Als ich eintrat, schaute Dr. Niclas Ahrend mit leicht erhobener Augenbraue auf seine Armbanduhr, doch da er nichts anmerkte, musste ich es wohl noch gerade so geschafft haben. Alle anderen waren schon da, bis auf Tom Zondek. Naja, wie eigentlich fast immer. Wir begannen schon einmal die Verteilung auf die Stationen und die heutigen Abläufe. Als wir fast fertig waren, stieß Tom dazu.
"Und mit Herrn Zondek rede ich dann gleich nochmal über die Pflichten... Auf geht's!", schloss Dr. Ahrend unser morgendliches Treffen.
Ich war mit meinem Halbbruder Matteo in der Notaufnahme eingeteilt. Meistens machte es mir wenig aus, dass er etwas speziell war und sein Umgang rau. Denn ich wusste ebenso gut, dass er eine sehr liebenswürdige Seite hatte und auch einige seine Mitmenschen liebte und schätzte und sich um sie kümmerte. Doch zeigen konnte er es nie so richtig. Schon gar nicht seit der Sache mit seiner Frau. Ich wünschte ihm Glück, dass er die Chance bekäme noch einmal so zu lieben. Doch es war schwer mit seiner Art und Weise einen netten Menschen kennenzulernen... Er müsste sicher schon verzaubert oder stark beeindruckt sein von dieser Person.

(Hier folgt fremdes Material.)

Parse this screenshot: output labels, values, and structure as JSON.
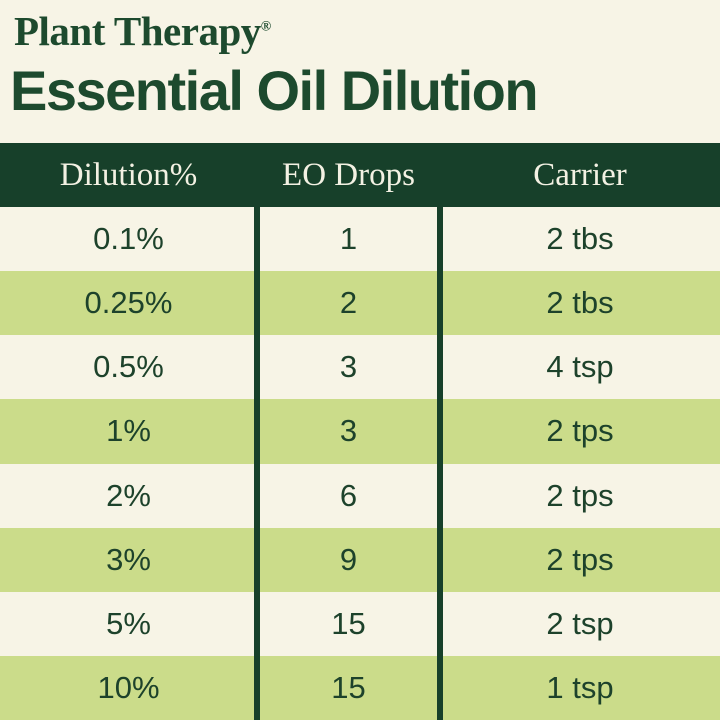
{
  "brand": {
    "name": "Plant Therapy",
    "registered_mark": "®"
  },
  "page_title": "Essential Oil Dilution",
  "chart_data": {
    "type": "table",
    "title": "Essential Oil Dilution",
    "columns": [
      "Dilution%",
      "EO Drops",
      "Carrier"
    ],
    "rows": [
      [
        "0.1%",
        "1",
        "2 tbs"
      ],
      [
        "0.25%",
        "2",
        "2 tbs"
      ],
      [
        "0.5%",
        "3",
        "4 tsp"
      ],
      [
        "1%",
        "3",
        "2 tps"
      ],
      [
        "2%",
        "6",
        "2 tps"
      ],
      [
        "3%",
        "9",
        "2 tps"
      ],
      [
        "5%",
        "15",
        "2 tsp"
      ],
      [
        "10%",
        "15",
        "1 tsp"
      ]
    ],
    "layout": {
      "striped_rows": true,
      "stripe_pattern": "even rows light green, odd rows cream",
      "column_dividers": "dark green vertical rules between columns in body"
    }
  },
  "colors": {
    "background_cream": "#f7f4e6",
    "row_stripe_green": "#cbdc8a",
    "header_bar_green": "#17402a",
    "header_text_cream": "#f3f1e3",
    "brand_text_green": "#1d4a2e",
    "body_text_green": "#1d422b"
  }
}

Es war ein ruhiger Tag in der Notaufnahme. Es gab einige Patienten, die mit leichten bis mittelschweren Erkrankungen oder Verletzungen bei uns erschienen waren, doch die Kapazität des Personals genügte wie sonst eher selten. Doch plötzlich hörte ich mehrere Martinshörner. Vermutlich ein Verkehrsunfall mit mehreren Patienten.
Als der Notarzt aus dem ersten Krankenwagen ausstieg, erklärte dieser: "Verkehrsunfall bei Kreuzungscrash. Fahrradfahrer wurde die Vorfahrt genommen. Beim Ausweichen fuhr das Auto vermutlich gegen einen Baum. Drei Schwerverletzte." Er schob den ersten Patienten aus dem Wagen.
"Behandlungssaal drei!", rief mir Matteo zu.
Ich übernahm die Trage und führte den Patienten in einen leeren Behandlungsraum.
Als ich mit der Untersuchung begann, wurde mir erklärt, dass es der Fahrradfahrer sei und er keinen Helm getragen hatte und vermutlich beim Zusammenprall über den Lenker geflogen war. Ein Name wäre nicht bekannt, die Polizei suche noch nach der Tasche des Mannes, die bei dem Unfall weggeschleudert worden war.
Der Kopf war fast komplett bandagiert, ich konnte kaum das Gesicht ausmachen, doch als ich diese schwerverletzte Person vor mir liegen sah, verbunden und verpackt, wurde mir auf einmal mulmig. Die Nase und das eine geschlossene Augenlid... Daran kann man niemanden erkennen, redete ich mir schnell ein. Es könnte jeder Mann sein.
Er war ohnmächtig, aber halbwegs stabil. Ich tastete seinen Kopf ab und ordnete ein komplettes CT an. Dann öffnete ich die Trage des Patienten, um seinen Bauch abzutasten. Und dann erkannte ich seinen Pulli. Ich schlug mir die Hände vor den Mund um nicht zu schreien. Ich wollte helfen, ich wollte Hilfe holen, aber ich stand einfach nur da und konnte gar nichts tun. Es fühlte sich an wie eine Ewigkeit. Ich starrte einfach nur auf diesen Pulli, dann zum verbundenen Gesicht. Zu den Schuhen. Er war es. Mikko.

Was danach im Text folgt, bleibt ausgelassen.